Task: Write a query to get the winner in each group. 
- The results should include group id and player id. 
- Players and matches have 1 to many relationship. 
    - Meaning 1 player can play 0 to many matches and
    - In each match he can be the first or second player ( not the first and second at the same time)
- The player who scored the maximum number of points in each match is the winner of the match.
- The player who won the most matches within the group is the winner of the group.
- If more than one such player take the one with the lowestID.

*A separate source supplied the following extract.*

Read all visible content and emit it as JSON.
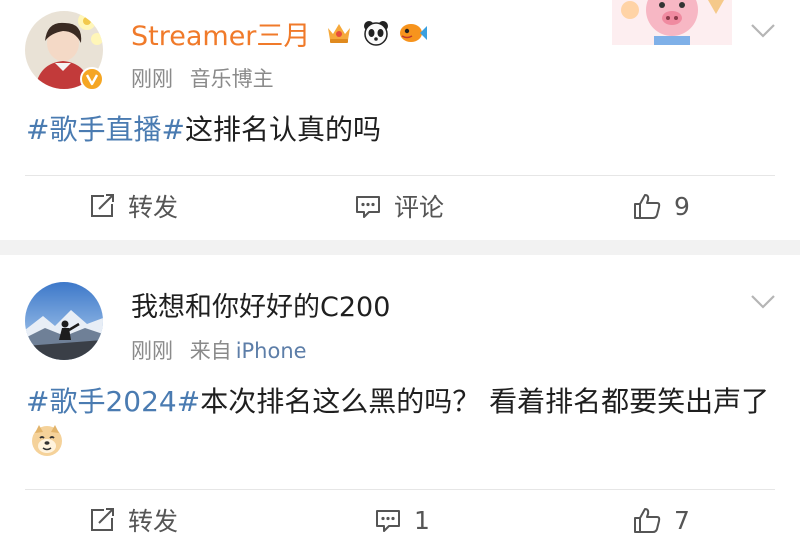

Also if a player did not participate in any matches they are to be considered a winner. 

Assume that:
- first_player and second_player belong to the same group.
- groups are numbered with consecutive integers start from 1
- every players from table matches occurs in table players
- score is a value betwen 0 and 100000
- there are most 100 player_id and at most 100 match_id

In [2]:
import sqlite3

In [4]:
# Connect to an in-memory SQLite database
conn = sqlite3.connect(':memory:')
cur = conn.cursor()

In [5]:
# Create tables
cur.execute('CREATE TABLE players (player_id INT UNIQUE, group_id INT);')
cur.execute('CREATE TABLE matches (match_id INT UNIQUE, first_player INT, second_player INT, first_score INT, second_score INT);')

<sqlite3.Cursor at 0x1a2411b3c40>

In [6]:
# Insert test data into tables
players_test_data = [
    (20, 2),
    (30, 1),
    (40, 3),
    (45, 1),
    (50, 2),
    (65, 1),
]

matches_test_data = [
    (1, 30, 45, 10, 12),
    (2, 20, 50, 5, 5),
    (13, 65, 45, 10, 10),
    (5, 30, 65, 3, 15),
    (42, 45, 65, 8, 4),
]

for player_data in players_test_data:
    cur.execute('INSERT INTO players VALUES (?, ?);', player_data)

for match_data in matches_test_data:
    cur.execute('INSERT INTO matches VALUES (?, ?, ?, ?, ?);', match_data)

conn.commit()

**Solution plan** 

-  First create the winner for each match name it winner_id
-  Note each match is unique.
-  Since all players from matches table belong to player_id
-  We join the winner for each match with the players. 
-  We need all players even those that we do not play any matches. (LEFT JOIN)
-  Therefore some winner id will be missing. Will need to deal with NULL values. (COALESCE)
-  Then we will count the winner player_ids within each group.
-  The winner id that appears the most in each group is the winner from each group.


In [9]:
solution_query = '''
WITH winners AS(
SELECT match_id,
    CASE 
        WHEN first_score > second_score THEN first_player
        WHEN first_score < second_score THEN second_player
        WHEN (first_score = second_score) AND (first_player < second_player) THEN first_player
        WHEN (first_score = second_score) AND (first_player > second_player) THEN second_player
    END AS winner_id
FROM matches 
         )
		 
SELECT group_id, winner_id
FROM(
	SELECT group_id, winner_id, 
	ROW_NUMBER() OVER( PARTITION BY group_id ORDER BY winner_id_times_won DESC) AS ranked_by_winner_id_times_won
	FROM(
		SELECT group_id, COALESCE(winner_id, p.player_id) as winner_id, COUNT(winner_id) as winner_id_times_won
		FROM players as p
		LEFT JOIN winners as w
		ON p.player_id = w.winner_id
		GROUP BY group_id, w.winner_id, p.player_id
		ORDER BY group_id) AS winners_by_group
	) winners_by_group_ranked
WHERE ranked_by_winner_id_times_won IN (1);
'''

In [10]:
# Execute the solution query and print the result
cur.execute(solution_query)
print("Group_id, Winner_id")
for row in cur.fetchall():
    print(row)

Group_id, Winner_id
(1, 45)
(2, 20)
(3, 40)


In [None]:
# Close the connection
conn.close()

Final thougts and tips:
- Make sure you spend time understanding the problem. The actual problem description was more complicated with less info.
- Pay attention to detail. Especially by which variables to sort the results. That usually were code goes wrong when you run it.
- The platform had only the option for PostgreSQL.
- In general when you practicing for SQL interviews is best to practice on Postgres or MySQL
- I am using MS Server and there are quite a lot of differences between the two. 
- Some notable differences are in date functions and how MS Server handles CTEs.
- So be sure to not fall into that trap and expect all sql options.

- This task took me about 1h to complete. I was lucky it did not contain any date functions.
- Found the problem statement a bit difficult to understand.

 - **Overall I think the skill required to solve this is intermediate to advanced SQL**.